A fellowship created by Elon University in 2008 will help support excellence in ongoing research and creative work by Janet MacFall, Drew Perry and Anthony Weston.
Elon University professors Janet MacFall, Drew Perry and Anthony Weston have been selected as Senior Faculty Research Fellows for the 2014-15 and 2015-16 academic years.
To support excellence in ongoing scholarly work, the university created in 2008 the Senior Faculty Research Fellowship award, a highly competitive program for faculty with a minimum of seven years in rank at Elon. The award comprises a two-course reassignment for two consecutive years, plus $2,000 per year in research funding, in support of a significant project or set of projects that advance an already well-established and promising research agenda.
MacFall, an associate professor of environmental studies and biology, will use the award to advance her six years of work researching the biochemistry and ecology of Piedmont streams. During the two years of the award, she will research microbial activities in streambed soils and the influence of erosion on these processes. Historically, streams in the Piedmont had clear waters and were connected to their floodplains with low stream banks. Today’s tall and steep stream banks impair water quality and reduce regulation of the flow of pollutants from land to water. Preliminary research suggests that microbial enzyme activities are correlated with the stream bank height (or degree of erosion) and soil nutrients. MacFall’s work on the ecology of saturated soils and their ability to act as filters will be key to establishing and evaluating policies for water quality protection.
Perry, an associate professor of English, will use the award to complete, revise and submit for publication his third novel, which carries the working title of “The Unknowns.” His first novel, “This Is Just Exactly Like You,” received critical acclaim, and his second novel, “Kids These Days,” to be released in January 2014, has been written up as “a timely look at contemporary America, with its economic setbacks and the bargains made to surmount them.” Perry’s third novel is more ambitious in size and scope. The first two were roughly contemporary, with single narrators, and covering a span of a few weeks or months. This third novel, situated around two Space Shuttle disasters of 1986 and 2003, is historical, with multiple narrators. It aims to be a Big American Novel, a book that asks big questions and seeks to comment on the American Experiment in more direct ways than his other two.

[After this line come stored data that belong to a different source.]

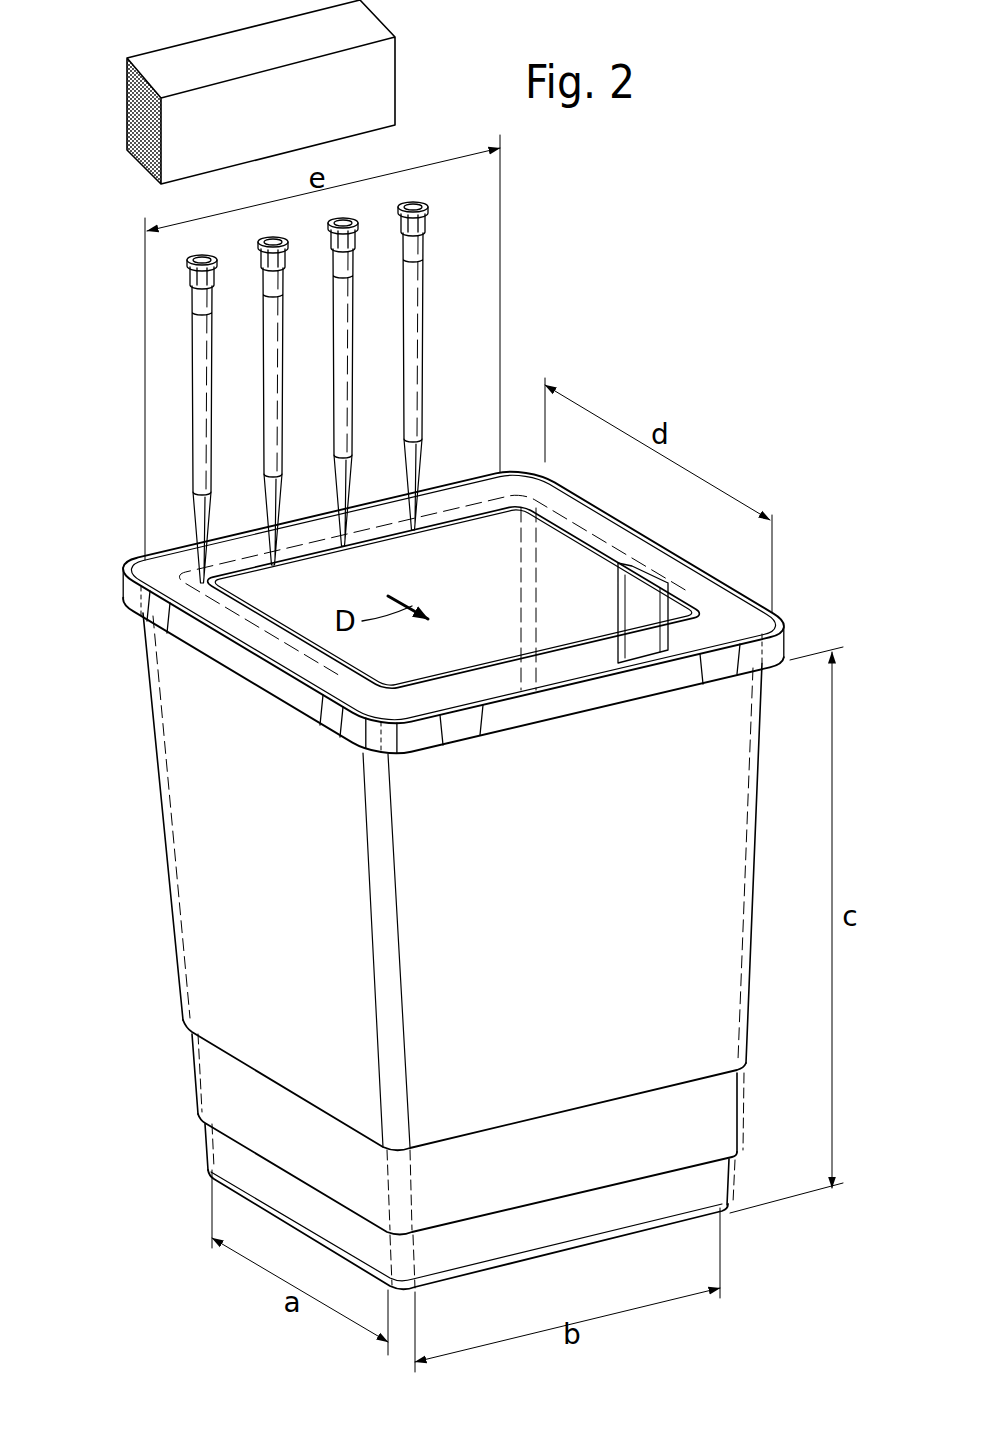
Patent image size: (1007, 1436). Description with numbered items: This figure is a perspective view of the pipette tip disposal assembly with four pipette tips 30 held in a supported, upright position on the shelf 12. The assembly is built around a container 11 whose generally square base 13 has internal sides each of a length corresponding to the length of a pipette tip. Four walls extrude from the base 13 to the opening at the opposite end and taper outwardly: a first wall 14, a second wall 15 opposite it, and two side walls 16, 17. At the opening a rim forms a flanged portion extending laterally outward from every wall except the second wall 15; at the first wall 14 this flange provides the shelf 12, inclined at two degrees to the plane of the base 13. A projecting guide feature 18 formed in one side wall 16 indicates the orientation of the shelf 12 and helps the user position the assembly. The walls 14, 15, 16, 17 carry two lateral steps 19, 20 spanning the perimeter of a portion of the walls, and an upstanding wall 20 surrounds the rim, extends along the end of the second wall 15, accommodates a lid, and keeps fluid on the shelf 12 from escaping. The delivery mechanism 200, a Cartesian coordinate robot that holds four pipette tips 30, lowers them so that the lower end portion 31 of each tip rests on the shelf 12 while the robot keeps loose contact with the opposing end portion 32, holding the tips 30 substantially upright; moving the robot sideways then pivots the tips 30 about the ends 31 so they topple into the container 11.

The container 11 is at (450, 874).
The shelf 12 is at (245, 568).
The base 13 is at (572, 1247).
The first wall 14 is at (317, 662).
The second wall 15 is at (683, 943).
The side wall 16 is at (588, 560).
The side wall 17 is at (205, 898).
The projecting guide feature 18 is at (650, 595).
The lateral step 19 is at (258, 1070).
The upstanding wall 20 is at (205, 636).
The pipette tip 30 is at (333, 387).
The lower end portion 31 is at (441, 459).
The opposing end portion 32 is at (439, 217).
The delivery mechanism 200 is at (190, 158).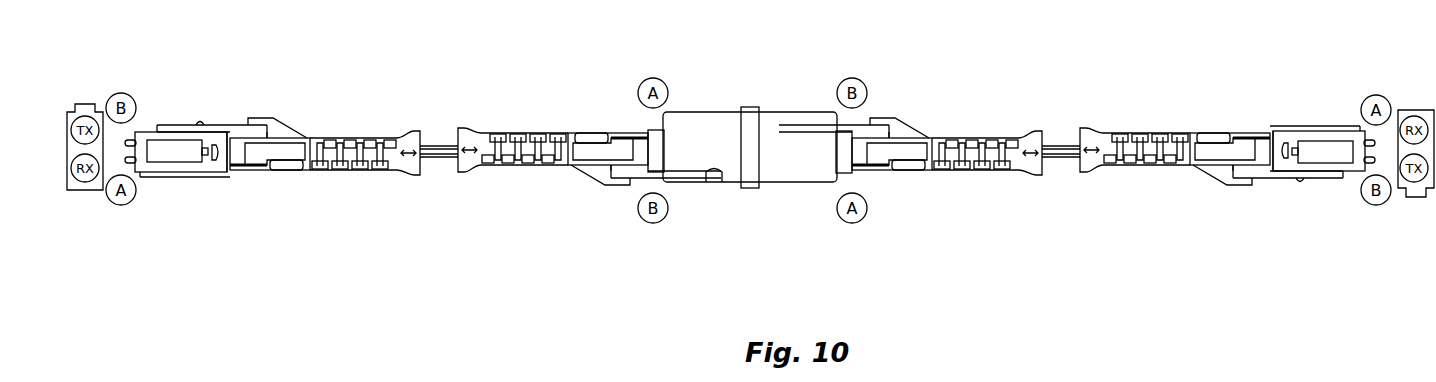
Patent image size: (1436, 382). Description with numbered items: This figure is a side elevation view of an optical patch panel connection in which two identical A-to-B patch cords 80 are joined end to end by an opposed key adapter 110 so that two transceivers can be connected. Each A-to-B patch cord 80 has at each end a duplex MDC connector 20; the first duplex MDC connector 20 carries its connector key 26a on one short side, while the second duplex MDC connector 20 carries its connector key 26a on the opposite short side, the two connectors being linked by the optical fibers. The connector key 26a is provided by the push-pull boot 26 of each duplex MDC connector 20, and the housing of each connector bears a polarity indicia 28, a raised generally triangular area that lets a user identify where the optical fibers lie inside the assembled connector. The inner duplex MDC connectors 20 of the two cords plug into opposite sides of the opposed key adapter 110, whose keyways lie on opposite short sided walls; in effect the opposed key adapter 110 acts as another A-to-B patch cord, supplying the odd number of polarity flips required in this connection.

Weston, a professor of philosophy and previous recipient of the Daniels-Danieley (2002) and Distinguished Scholar (2007) awards, will use his new award to complete two book projects at the intersection of pedagogy and the philosophy of education. The first of his two book projects, nominally a textbook (though he admits that reviewers often describe his textbooks as not-textbooks), is tentatively titled “How Should We Teach? Twelve Philosophies of Education In and Beyond the Classroom.” More focused on the pedagogical aspects of education than texts in the philosophy of education, it assumes that if every teaching method embodies deeply philosophical conceptions, students can therefore learn to discern and then critique the underlying philosophy by carefully analyzing the pedagogy. His second book project, tentatively titled “Teaching on the High Wire: Adventures of a Latter-Day Deweyan,” aims to synthesize published, unpublished, and yet-written pieces into a philosophical narrative of his “whole practice as a teacher,” a deeply philosophical testament to engaged teaching and life as a teacher-scholar.
MacFall, Perry and Weston will join the three current Senior Faculty Research Fellows – Steve DeLoach, Cynthia Fair and Jeffrey Pugh (2013-15) – and they follow the previous nine Fellowship recipients: Kevin Boyle, David Crowe, and Megan Squire (2012-14), Laura Roselle and Joel Karty (2011-13), Clyde Ellis and Yoram Lubling (2010-12), and Anne Bolin and Mary Jo Festle (2009-11).
A call for applications for Senior Faculty Research Fellowships is announced early each fall. All faculty with a minimum of seven years in rank at Elon, established records of scholarship, and robust project proposals with the potential to significantly advance their research agendas are encouraged to apply.